Jokowi menjelaskan mengendalikan inflasi adalah pekerjaan lapangan. Menurutnya ada dua hal penting dalam mengendalikan inflasi, yakni manajemen pasokan dan manajemen arus distribusi barang.

"Manajemen pasokan itu selalu ada stok. Kemudian manajemen distribusi barang, harus tahu lapangan. Jadi tahu dimana gudang, tengkulaknya, stok berapa, selalu terkontrol dan termonitor," ujar Jokowi, Kamis (17/5/2012) malam saat ditemui di kawasan Matraman Jakarta Timur.
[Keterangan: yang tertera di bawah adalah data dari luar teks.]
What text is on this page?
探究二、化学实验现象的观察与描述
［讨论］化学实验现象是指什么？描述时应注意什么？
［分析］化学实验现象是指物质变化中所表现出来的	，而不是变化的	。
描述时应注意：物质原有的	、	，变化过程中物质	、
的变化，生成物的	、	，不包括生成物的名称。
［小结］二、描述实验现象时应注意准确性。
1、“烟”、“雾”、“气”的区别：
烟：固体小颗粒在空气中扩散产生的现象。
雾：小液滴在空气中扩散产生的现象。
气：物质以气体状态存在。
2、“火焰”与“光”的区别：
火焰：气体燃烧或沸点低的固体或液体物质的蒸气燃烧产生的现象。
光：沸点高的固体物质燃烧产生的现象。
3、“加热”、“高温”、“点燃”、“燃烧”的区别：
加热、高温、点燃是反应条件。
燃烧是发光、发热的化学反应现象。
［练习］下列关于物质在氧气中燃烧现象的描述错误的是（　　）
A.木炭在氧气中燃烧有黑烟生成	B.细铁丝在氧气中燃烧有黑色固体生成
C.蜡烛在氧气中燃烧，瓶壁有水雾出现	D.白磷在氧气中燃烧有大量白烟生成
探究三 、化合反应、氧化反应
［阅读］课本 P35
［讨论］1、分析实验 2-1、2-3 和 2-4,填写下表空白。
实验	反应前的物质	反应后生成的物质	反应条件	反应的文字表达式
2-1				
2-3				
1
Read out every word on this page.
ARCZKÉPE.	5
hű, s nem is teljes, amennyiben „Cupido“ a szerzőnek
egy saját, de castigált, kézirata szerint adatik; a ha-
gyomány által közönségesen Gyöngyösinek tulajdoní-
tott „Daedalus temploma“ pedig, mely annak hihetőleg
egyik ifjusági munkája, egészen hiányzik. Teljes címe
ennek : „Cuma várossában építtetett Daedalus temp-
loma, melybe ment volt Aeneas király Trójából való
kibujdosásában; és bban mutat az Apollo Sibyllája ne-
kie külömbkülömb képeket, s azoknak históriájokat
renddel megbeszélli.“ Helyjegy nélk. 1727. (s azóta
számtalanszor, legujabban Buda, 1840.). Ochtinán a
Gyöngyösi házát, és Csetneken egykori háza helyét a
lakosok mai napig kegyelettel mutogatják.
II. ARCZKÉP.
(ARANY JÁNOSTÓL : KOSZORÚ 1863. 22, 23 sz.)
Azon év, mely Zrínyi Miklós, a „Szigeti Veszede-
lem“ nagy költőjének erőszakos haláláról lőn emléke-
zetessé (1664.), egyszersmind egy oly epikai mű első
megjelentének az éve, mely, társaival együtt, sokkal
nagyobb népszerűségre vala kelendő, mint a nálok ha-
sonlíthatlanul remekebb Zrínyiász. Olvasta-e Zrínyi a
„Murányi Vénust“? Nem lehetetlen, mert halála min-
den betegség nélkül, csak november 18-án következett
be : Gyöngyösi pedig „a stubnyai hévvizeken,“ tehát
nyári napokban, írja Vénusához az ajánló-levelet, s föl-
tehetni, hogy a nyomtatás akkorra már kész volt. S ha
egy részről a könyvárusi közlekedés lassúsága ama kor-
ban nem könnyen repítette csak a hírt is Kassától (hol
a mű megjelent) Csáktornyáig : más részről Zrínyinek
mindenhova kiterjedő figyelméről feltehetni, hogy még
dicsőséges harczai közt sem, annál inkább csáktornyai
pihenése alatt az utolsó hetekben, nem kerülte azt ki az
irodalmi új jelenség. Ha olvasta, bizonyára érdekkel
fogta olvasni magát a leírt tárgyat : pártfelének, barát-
Jokowi menambahkan, asalkan mengerti dimana titik-titiknya saat di lapangan, maka inflasi dapat dikendalikan. Jokowi pun menegaskan kiatnya mengendalikan inflasi di Solo sangat mungkin diterapkan di Jakarta. "Asal menguasai medan lapangan, sangat mungkin diterapkan (di Jakarta). Kenapa tidak?" tandasnya.


Opini :
Seperti yang dikatakan bapak Jokowi bahwa untuk mengendalikan inflasi , terdapat dua hal penting dalam mengendalikan inflasi, yakni manajemen pasokan dan manajemen arus distribusi barang. Bapak jokowi juga mengatakan asalkan mengerti dimana titik-titiknya saat di lapangan, maka inflasi dapat dikendalikan. Walaupun kota solo dan Jakarta berbeda tetapi saya berharap bapak jokowi bisa juga menekan inflasi Jakarta seperti yang beliau lakukan di kota solo.